I am currently writing an MA Thesis on the "Ten Friends of the North City Wall" (Beiguo Shi You 北郭十友). The image that we have of this group is mainly based on later sources and a few contemporary sources that describe a group of more or less ten young poets who were active during the late Yuan and early Ming in a district near the north walls of Suzhou. We know little of the inner dynamics of this network and how they as a group fit within a larger local network of Suzhou elites during the fourteenth century.
For my research I chose an approach based on the activities that these ten individuals performed together. Examining what activities people joined in, when and where, can provide context for understanding a social relationship. Together the “Ten Friends” composed around 5000 poems spread over 10 different collections. This huge amount of material raises for me the methodological problem how to identify the poems that help me find these activities. It is at this point that I found MARKUS especially useful. I used it to find the relevant joint activities that I would need for my research and it helped me to decide how to approach these activities.
First, I manually marked all the personal names and locations that appear in the titles of all the poems. I was then able to filter out exactly those poems in which multiple person names appeared together. These poems were often composed at an event that involved multiple individuals or they describe such an event having taken place. These poems also often told me who participated in an event, where, and when the activity was held. My results also allowed me to see at a glance which individuals participated in which activities, and which activities attracted the highest number of people. It also showed me at which places important social activities took place. I complemented my search with a key-word markup of all the other personal names and place names that appear in the poems that I had found. This helped me to find all the remaining poems that can be associated with a certain activity. This way using MARKUS I was able to find roughly twenty joint activities between the “Ten Friends” and others.
Then, I used my findings to create a network graph that links individuals (orange) to social activities (blue). The graph visualizes which gatherings, which individuals, and which places were most significant to this social network. Center activities were important in maintaining relationships between the “Ten Friends of the North City Wall” themselves, while periphery activities were less impactful on their internal network, but provided them with important opportunities to extend their circle outwards.

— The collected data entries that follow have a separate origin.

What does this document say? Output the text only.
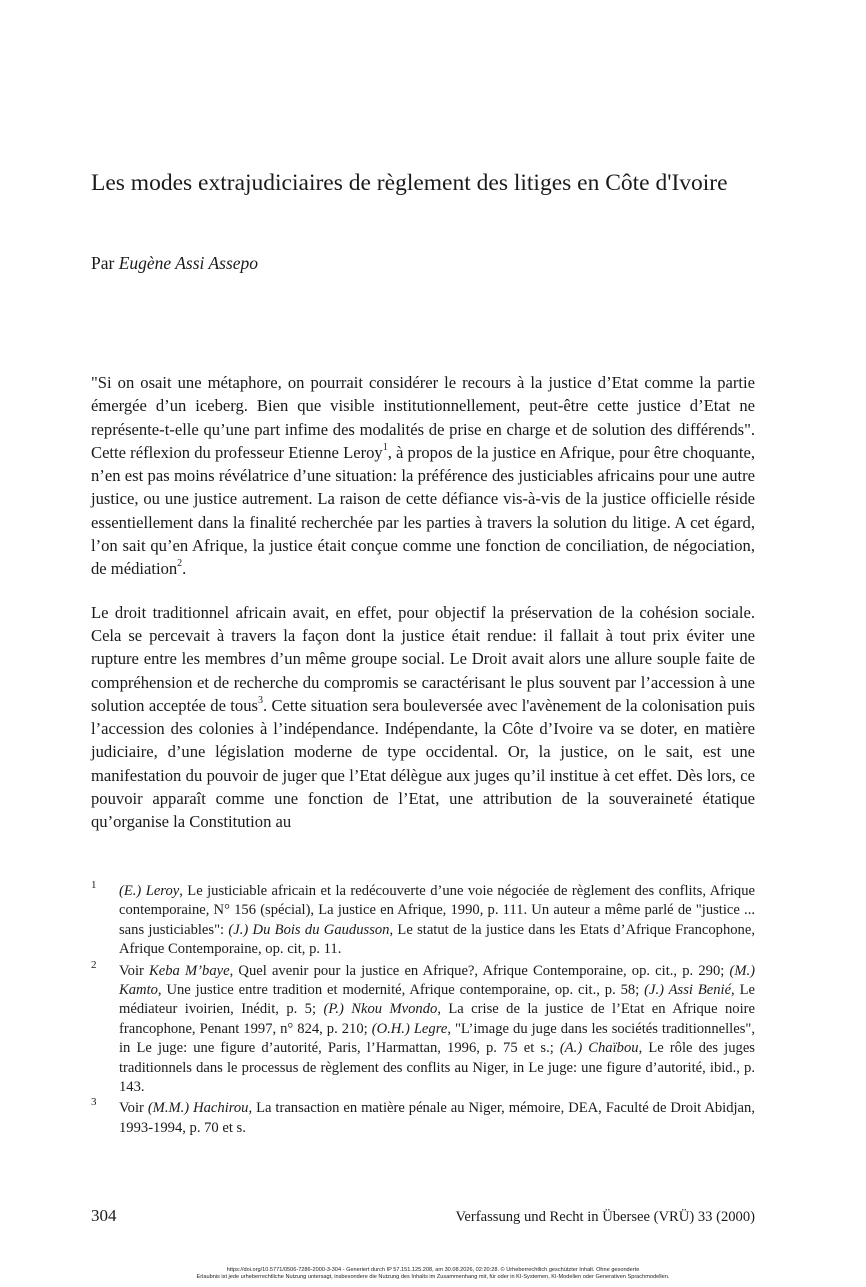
Les modes extrajudiciaires de règlement des litiges en Côte d'Ivoire
Par Eugène Assi Assepo

"Si on osait une métaphore, on pourrait considérer le recours à la justice d’Etat comme la partie émergée d’un iceberg. Bien que visible institutionnellement, peut-être cette justice d’Etat ne représente-t-elle qu’une part infime des modalités de prise en charge et de solution des différends". Cette réflexion du professeur Etienne Leroy$^1$, à propos de la justice en Afrique, pour être choquante, n’en est pas moins révélatrice d’une situation: la préférence des justiciables africains pour une autre justice, ou une justice autrement. La raison de cette défiance vis-à-vis de la justice officielle réside essentiellement dans la finalité recherchée par les parties à travers la solution du litige. A cet égard, l’on sait qu’en Afrique, la justice était conçue comme une fonction de conciliation, de négociation, de médiation$^2$.

Le droit traditionnel africain avait, en effet, pour objectif la préservation de la cohésion sociale. Cela se percevait à travers la façon dont la justice était rendue: il fallait à tout prix éviter une rupture entre les membres d’un même groupe social. Le Droit avait alors une allure souple faite de compréhension et de recherche du compromis se caractérisant le plus souvent par l’accession à une solution acceptée de tous$^3$. Cette situation sera bouleversée avec l'avènement de la colonisation puis l’accession des colonies à l’indépendance. Indépendante, la Côte d’Ivoire va se doter, en matière judiciaire, d’une législation moderne de type occidental. Or, la justice, on le sait, est une manifestation du pouvoir de juger que l’Etat délègue aux juges qu’il institue à cet effet. Dès lors, ce pouvoir apparaît comme une fonction de l’Etat, une attribution de la souveraineté étatique qu’organise la Constitution au

1 (E.) Leroy, Le justiciable africain et la redécouverte d’une voie négociée de règlement des conflits, Afrique contemporaine, N° 156 (spécial), La justice en Afrique, 1990, p. 111. Un auteur a même parlé de "justice ... sans justiciables": (J.) Du Bois du Gaudusson, Le statut de la justice dans les Etats d’Afrique Francophone, Afrique Contemporaine, op. cit, p. 11.
2 Voir Keba M’baye, Quel avenir pour la justice en Afrique?, Afrique Contemporaine, op. cit., p. 290; (M.) Kamto, Une justice entre tradition et modernité, Afrique contemporaine, op. cit., p. 58; (J.) Assi Benié, Le médiateur ivoirien, Inédit, p. 5; (P.) Nkou Mvondo, La crise de la justice de l’Etat en Afrique noire francophone, Penant 1997, n° 824, p. 210; (O.H.) Legre, "L’image du juge dans les sociétés traditionnelles", in Le juge: une figure d’autorité, Paris, l’Harmattan, 1996, p. 75 et s.; (A.) Chaïbou, Le rôle des juges traditionnels dans le processus de règlement des conflits au Niger, in Le juge: une figure d’autorité, ibid., p. 143.
3 Voir (M.M.) Hachirou, La transaction en matière pénale au Niger, mémoire, DEA, Faculté de Droit Abidjan, 1993-1994, p. 70 et s.
304	Verfassung und Recht in Übersee (VRÜ) 33 (2000)
https://doi.org/10.5771/0506-7286-2000-3-304 - Generiert durch IP 57.151.125.208, am 30.08.2026, 02:20:28. © Urheberrechtlich geschützter Inhalt. Ohne gesonderte
Erlaubnis ist jede urheberrechtliche Nutzung untersagt, insbesondere die Nutzung des Inhalts im Zusammenhang mit, für oder in KI-Systemen, KI-Modellen oder Generativen Sprachmodellen.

Social network graph of the “Ten Friends of the North City Wall” based on shared participation in activities (https://goo.gl/zP5HE4)
By locating the places on the map, and separating them into private (red) and public places (blue), I was able to quickly visualize the geographical spread of the activities. From the map I concluded that activities at privately owned places like rural residencies or exile destinations brought them far outside the North City Wall district in Suzhou where they lived together. Even while they were sent to various places, their involvement in activities at more public places like scenic sites, monasteries, and local estates, suggest a strong sense of local involvement.
Geographical spread of the social network of the “Ten Friends of the North City Wall” (crop) (https://goo.gl/uVKlr8)
I used MARKUS in the early stages of my research. These early results already suggest that the North City Wall district only played a small part in the social network of the “Ten Friends of the North City Wall”. In all the 5000 poems I couldn’t find a single poem or prose piece that describes a concrete joint activity or experience that took place between ten or so individuals in this part of the city. MARKUS has shown me that to understand what bound this group together through the Yuan-Ming transition one has to look elsewhere. As the graph shows, one has to take into account a complex network of activities involving for each activity a different set of individuals. I have found relationships with a wide variety of individuals: with friends, politicians, famous artists, patrons, landowners, monks, etc. Each of these relationships have their separate activities, places, and memories. As can be seen from the map, the geographical center of this group is not fixed to a single place but shifts around, while it suggests a strong sense of locality.
Overall, the visualizations were a helpful tool throughout the whole research process and allowed me to determine what approach suited each activity best and how to relate each activity to other activities. MARKUS can be a useful tool that can bring us closer to understanding and visualizing the complexities of how social networks developed in time and space during the transitional period of the late Yuan and early Ming.